In Faubourg Lafayette, the development never got off the ground, in part because of the association’s aggressive campaign. The result puts the limitations of the emphasis on neighborhood protection under the spotlight. In Faubourg Lafayette, the association helped to protect historical homes, but the central lot remained vacant. It was only years later that the empty lot became apartments, developed by a faith-based nonprofit focused on affordable housing. The neighborhood remained without a grocery store. In this case, the neighborhood preference for protection came into direct conflict with other priorities, such as economic development and even ‘food justice.’
The conflict between values plays out not only in big-ticket development, but also in smaller development decisions. The preference to protect neighborhood infrastructure and residential quality of life often conflicts with economic development. Other times, it conflicts with the city’s rich culture of entertainment. Those conflicts are particularly stark in some Nashville neighborhoods where Disneyfication and the constant pressures of tourism intersect with cultural gems such as live performance venues. Short-term rentals are also a key issue for city dwellers. The battle over short-term rentals is, in part, one of residential quality of life.
Louise is a Nashville executive who says she struggles with properties purchased exclusively to put on Airbnb. These properties, often situated in the middle of a residential neighborhood, can have extremely disruptive inhabitants.
“Rather than having a long-term neighbor, residents are beset with a never-ending onslaught of bachelor parties, late-night parties, and drunken visitors that do not think twice before urinating in bushes outside,” said Louise.
Owners of such properties have little incentive to crack down on guests, as it might lead to poor user reviews, meaning neighborhood residents are left to convince guests to be less disruptive.
Short-term rentals bring to light broader justice issues for members of neighborhood associations.
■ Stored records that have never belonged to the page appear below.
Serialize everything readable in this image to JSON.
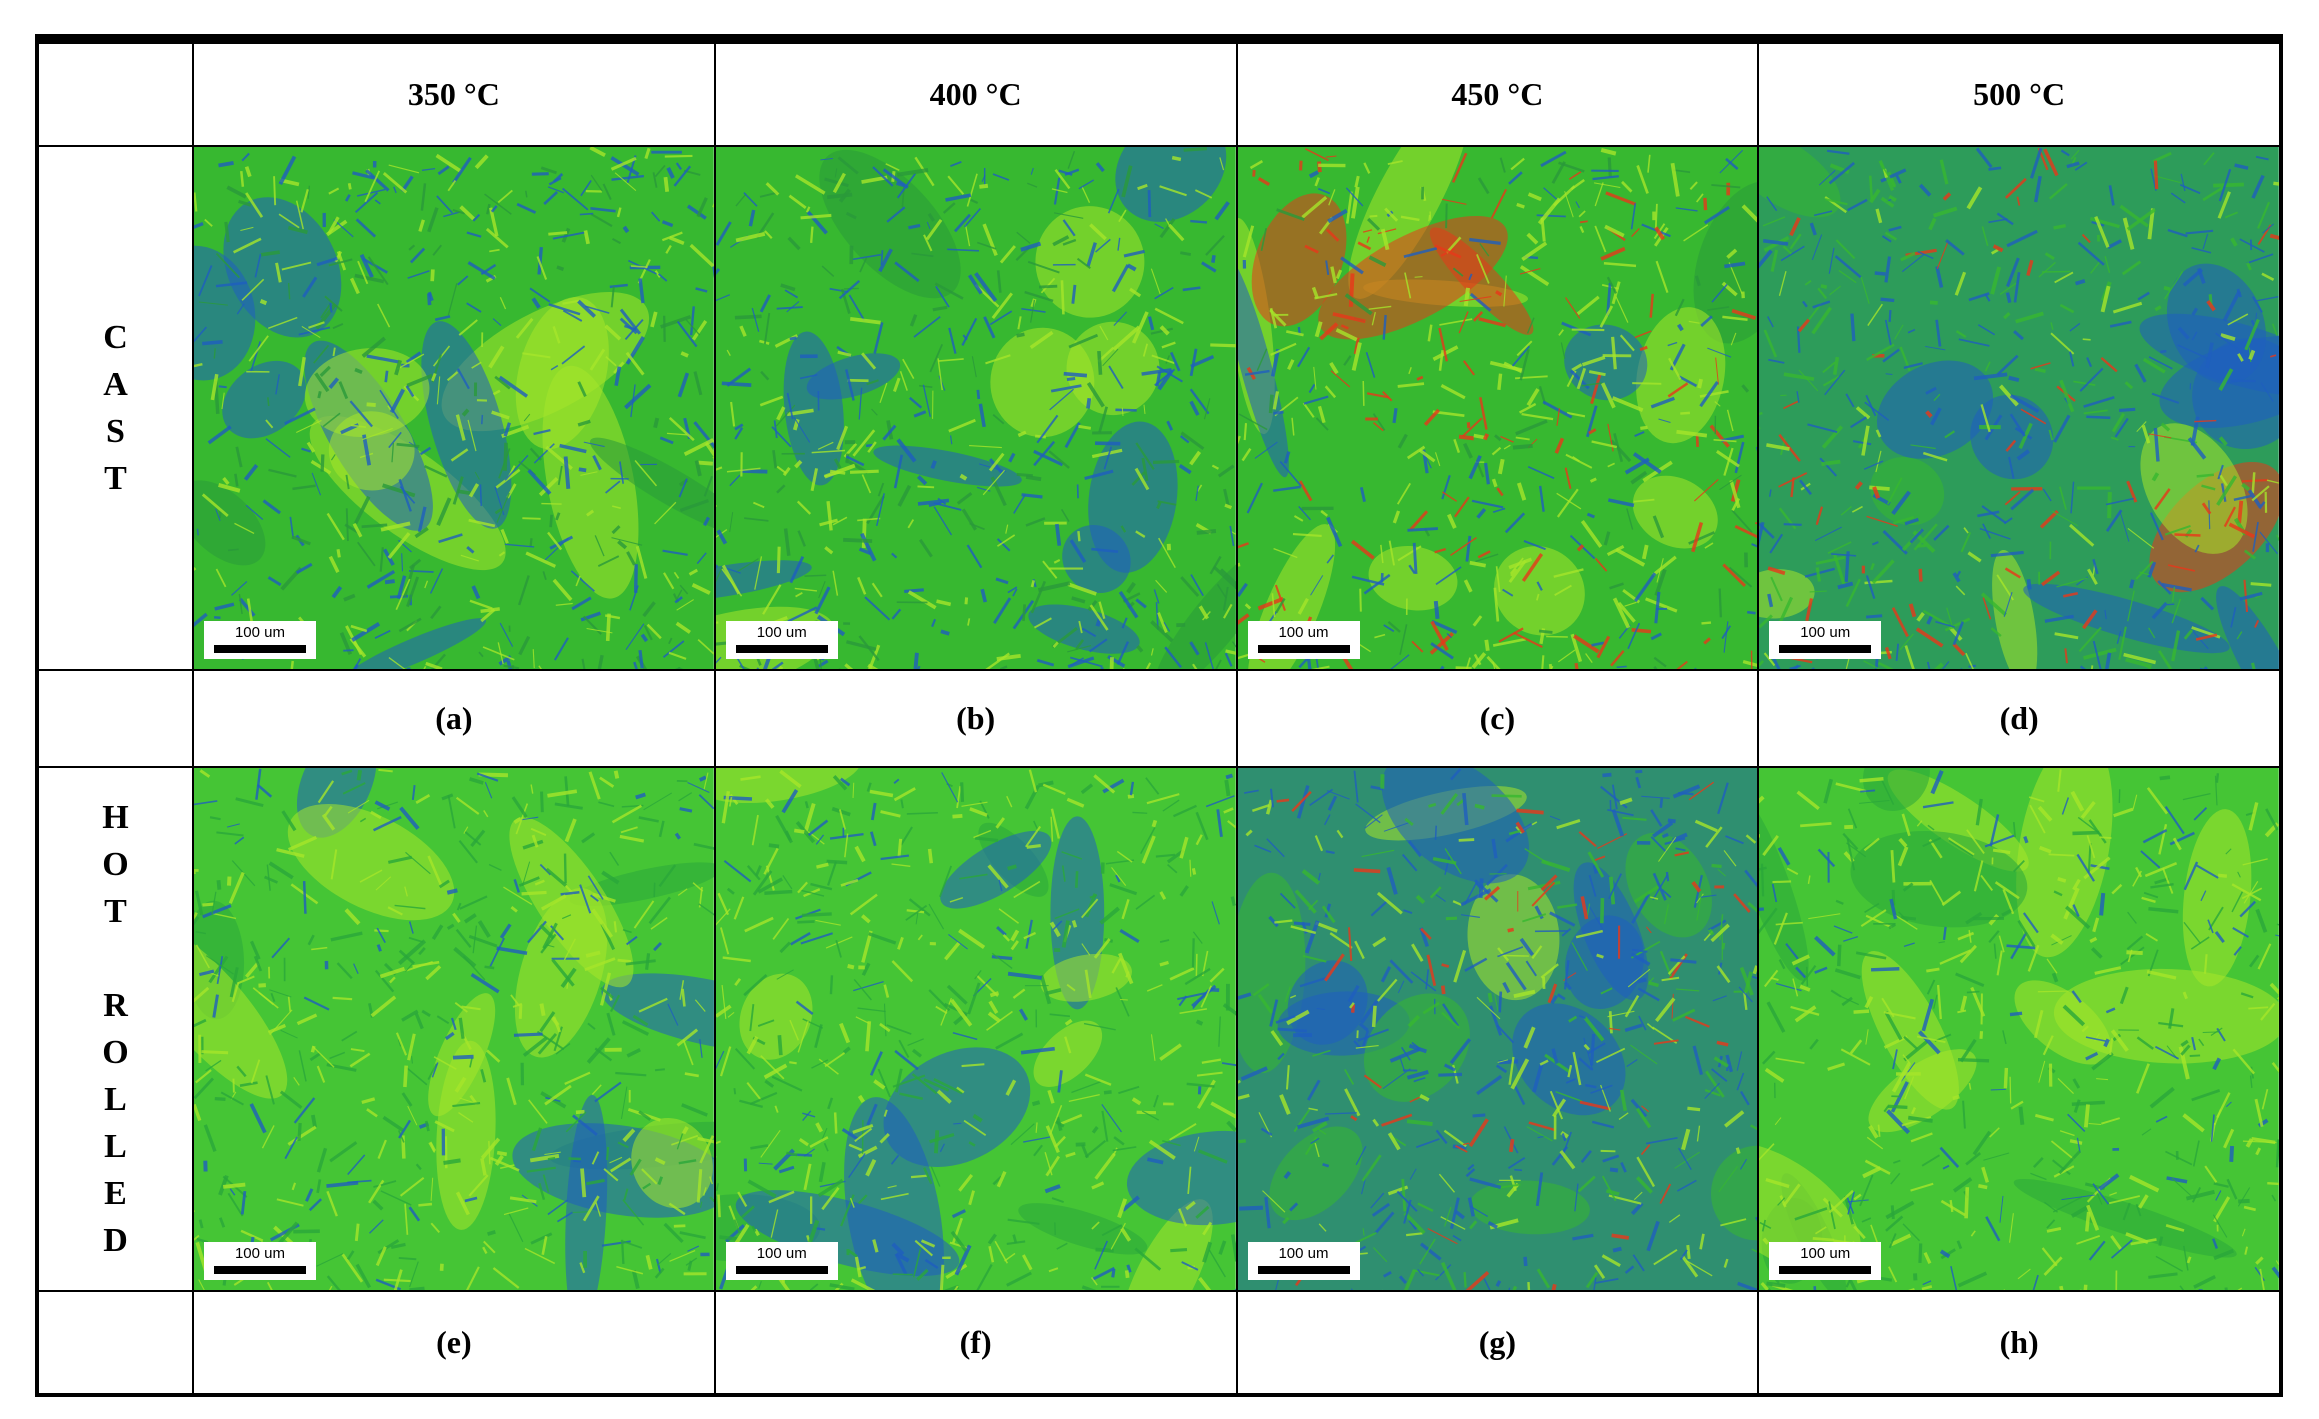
{
  "columns": [
    "350 °C",
    "400 °C",
    "450 °C",
    "500 °C"
  ],
  "rows": [
    {
      "label_letters": [
        "C",
        "A",
        "S",
        "T"
      ],
      "panels": [
        {
          "caption": "(a)",
          "scale_bar": "100 um",
          "tone": "green-blue"
        },
        {
          "caption": "(b)",
          "scale_bar": "100 um",
          "tone": "green-blue"
        },
        {
          "caption": "(c)",
          "scale_bar": "100 um",
          "tone": "green-red"
        },
        {
          "caption": "(d)",
          "scale_bar": "100 um",
          "tone": "green-blue-red"
        }
      ]
    },
    {
      "label_letters": [
        "H",
        "O",
        "T",
        "",
        "R",
        "O",
        "L",
        "L",
        "E",
        "D"
      ],
      "panels": [
        {
          "caption": "(e)",
          "scale_bar": "100 um",
          "tone": "green"
        },
        {
          "caption": "(f)",
          "scale_bar": "100 um",
          "tone": "green"
        },
        {
          "caption": "(g)",
          "scale_bar": "100 um",
          "tone": "blue-green"
        },
        {
          "caption": "(h)",
          "scale_bar": "100 um",
          "tone": "green"
        }
      ]
    }
  ],
  "colors": {
    "blue": "#1f5fbf",
    "green": "#37b830",
    "yellow_green": "#a6e62a",
    "red": "#e8381a",
    "border": "#000000"
  }
}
Short-term rentals compete with local hotels and facilities that are more highly regulated.
Some local facilities suffer negative economic consequences from an under-regulated short-term rental market that does not meet the same health and safety requirements as hotels. For neighborhoods, perhaps the greatest impact of the proliferation of properties bought specifically as vessels for full-time, short-term rentals is that it takes properties off the long-term rental market causing a spike in rent prices.
“Affordable housing is a critical justice issue,” said Louise. She feels that sometimes the city “prioritizes tourism, and the economic development tied to it, at the expense of a living, vibrant neighborhood.”
“The economic influence of tourism is leading to an influx of investors buying homes for the explicit purpose of renting them out to tourists.” Local neighborhood associations, and their fight to regulate short-term rentals, show that neighborhood associations can play a role as ‘protector of resident interests.’